Increased costs of coal may hinder the debt reduction strategies of Indian steel manufacturers and, if input prices persist at their current levels, the sector’s leverage could regress to the levels seen in 2021, according to a report by S&P Global Ratings on Thursday, February 15.
“We no longer think India's leading steel companies will shed debt in the coming fiscal year. Instead, debt should remain at the same level, due to narrower steel spreads that will feed into cash flows," the rating agency said in the report.
According to the report, its metallurgical coal price assumptions for 2024 have been increased to $270/mt from $220/mt.
The primary drivers behind this surge are limitations in supply from Australia, heightened tensions in the Red Sea region, and robust demand from India and other markets outside of China. Notably, average metallurgical coal prices experienced a significant 25 percent increase quarter on quarter during the last three months of 2023.

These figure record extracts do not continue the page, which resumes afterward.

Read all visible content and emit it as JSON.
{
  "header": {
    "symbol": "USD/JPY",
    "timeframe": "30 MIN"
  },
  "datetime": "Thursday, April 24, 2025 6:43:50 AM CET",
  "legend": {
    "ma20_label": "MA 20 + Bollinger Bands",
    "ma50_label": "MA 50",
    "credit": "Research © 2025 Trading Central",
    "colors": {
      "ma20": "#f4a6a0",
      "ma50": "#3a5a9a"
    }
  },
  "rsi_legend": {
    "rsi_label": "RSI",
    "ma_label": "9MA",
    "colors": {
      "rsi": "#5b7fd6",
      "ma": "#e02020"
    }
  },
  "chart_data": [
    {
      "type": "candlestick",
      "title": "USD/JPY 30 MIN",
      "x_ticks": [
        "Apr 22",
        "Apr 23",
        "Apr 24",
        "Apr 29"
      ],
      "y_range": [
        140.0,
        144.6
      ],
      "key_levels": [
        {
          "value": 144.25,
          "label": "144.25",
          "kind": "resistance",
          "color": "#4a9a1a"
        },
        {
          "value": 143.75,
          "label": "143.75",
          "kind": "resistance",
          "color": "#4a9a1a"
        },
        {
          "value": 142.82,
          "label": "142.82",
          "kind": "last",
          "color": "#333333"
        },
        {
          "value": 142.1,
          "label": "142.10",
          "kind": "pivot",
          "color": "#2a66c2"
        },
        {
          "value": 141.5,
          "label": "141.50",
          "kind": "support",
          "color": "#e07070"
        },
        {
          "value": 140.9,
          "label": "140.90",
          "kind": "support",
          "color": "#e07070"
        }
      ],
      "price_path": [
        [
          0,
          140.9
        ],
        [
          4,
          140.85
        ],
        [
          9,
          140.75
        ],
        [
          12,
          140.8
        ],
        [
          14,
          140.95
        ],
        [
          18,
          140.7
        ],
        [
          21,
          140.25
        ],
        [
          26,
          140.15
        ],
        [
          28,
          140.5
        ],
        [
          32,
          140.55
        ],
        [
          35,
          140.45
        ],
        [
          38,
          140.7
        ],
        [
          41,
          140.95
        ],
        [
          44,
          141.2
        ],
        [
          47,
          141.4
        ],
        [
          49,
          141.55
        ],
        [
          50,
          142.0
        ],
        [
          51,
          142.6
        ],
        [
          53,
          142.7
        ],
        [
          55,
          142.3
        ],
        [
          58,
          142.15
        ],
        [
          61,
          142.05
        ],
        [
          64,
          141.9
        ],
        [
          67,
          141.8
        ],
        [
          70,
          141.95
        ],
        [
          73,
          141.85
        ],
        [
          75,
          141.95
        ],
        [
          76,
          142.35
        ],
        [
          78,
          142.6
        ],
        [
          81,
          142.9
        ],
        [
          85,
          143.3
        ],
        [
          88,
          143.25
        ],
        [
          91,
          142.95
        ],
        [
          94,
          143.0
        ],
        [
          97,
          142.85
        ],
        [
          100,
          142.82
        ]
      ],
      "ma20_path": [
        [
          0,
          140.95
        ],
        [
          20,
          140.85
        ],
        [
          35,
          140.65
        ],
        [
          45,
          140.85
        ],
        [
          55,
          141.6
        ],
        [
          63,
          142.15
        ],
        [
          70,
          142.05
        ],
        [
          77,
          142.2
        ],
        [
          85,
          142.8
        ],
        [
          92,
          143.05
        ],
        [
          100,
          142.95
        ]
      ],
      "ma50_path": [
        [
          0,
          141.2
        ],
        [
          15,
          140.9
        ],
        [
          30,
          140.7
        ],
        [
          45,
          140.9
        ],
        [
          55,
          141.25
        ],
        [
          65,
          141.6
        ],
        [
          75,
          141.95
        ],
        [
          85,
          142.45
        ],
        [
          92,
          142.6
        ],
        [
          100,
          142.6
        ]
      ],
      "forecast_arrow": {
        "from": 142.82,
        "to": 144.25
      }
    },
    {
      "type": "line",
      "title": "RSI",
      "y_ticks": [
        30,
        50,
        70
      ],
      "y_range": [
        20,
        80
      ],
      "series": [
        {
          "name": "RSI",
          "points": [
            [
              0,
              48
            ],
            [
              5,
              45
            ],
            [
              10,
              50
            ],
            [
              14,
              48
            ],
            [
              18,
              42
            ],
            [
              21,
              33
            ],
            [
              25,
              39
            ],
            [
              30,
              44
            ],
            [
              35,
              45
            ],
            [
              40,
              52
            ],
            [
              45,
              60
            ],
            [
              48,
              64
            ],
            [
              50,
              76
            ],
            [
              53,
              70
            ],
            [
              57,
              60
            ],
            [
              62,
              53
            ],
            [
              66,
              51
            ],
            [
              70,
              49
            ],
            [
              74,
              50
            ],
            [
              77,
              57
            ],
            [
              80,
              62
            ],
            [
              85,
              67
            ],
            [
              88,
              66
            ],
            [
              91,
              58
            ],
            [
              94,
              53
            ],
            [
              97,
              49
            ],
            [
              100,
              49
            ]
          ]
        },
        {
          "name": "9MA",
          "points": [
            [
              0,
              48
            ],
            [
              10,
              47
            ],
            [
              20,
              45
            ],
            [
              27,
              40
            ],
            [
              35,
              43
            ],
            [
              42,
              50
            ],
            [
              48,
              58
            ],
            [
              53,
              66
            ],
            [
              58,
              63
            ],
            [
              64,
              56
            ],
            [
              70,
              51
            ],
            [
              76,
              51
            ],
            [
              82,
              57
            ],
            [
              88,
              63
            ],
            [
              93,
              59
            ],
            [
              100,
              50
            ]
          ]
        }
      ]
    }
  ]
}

“Our price assumptions are, however, lower than the average price of $300/mt in 2023 and the current spot price of $315/mt. This is because we anticipate supplies from Australia will improve in the second half of 2024 with the opening of several new mines, especially in the states of Queensland and New South Wales," the report said.
“India steel prices will strengthen over the next year, in our view, but not enough to match the rises in input costs. As a result, we estimate our adjusted consolidated debt of major steel producers at INR 2.1 trillion ($25.29 billion) as of March 31, 2025. This is about INR 150 billion ($1.81 billion) higher than our previously anticipated level,” the report said.
The research firm anticipates that India will add 15 million mt of steel capacity by mid-2024. This will increase its total installed capacity to 170 million mt.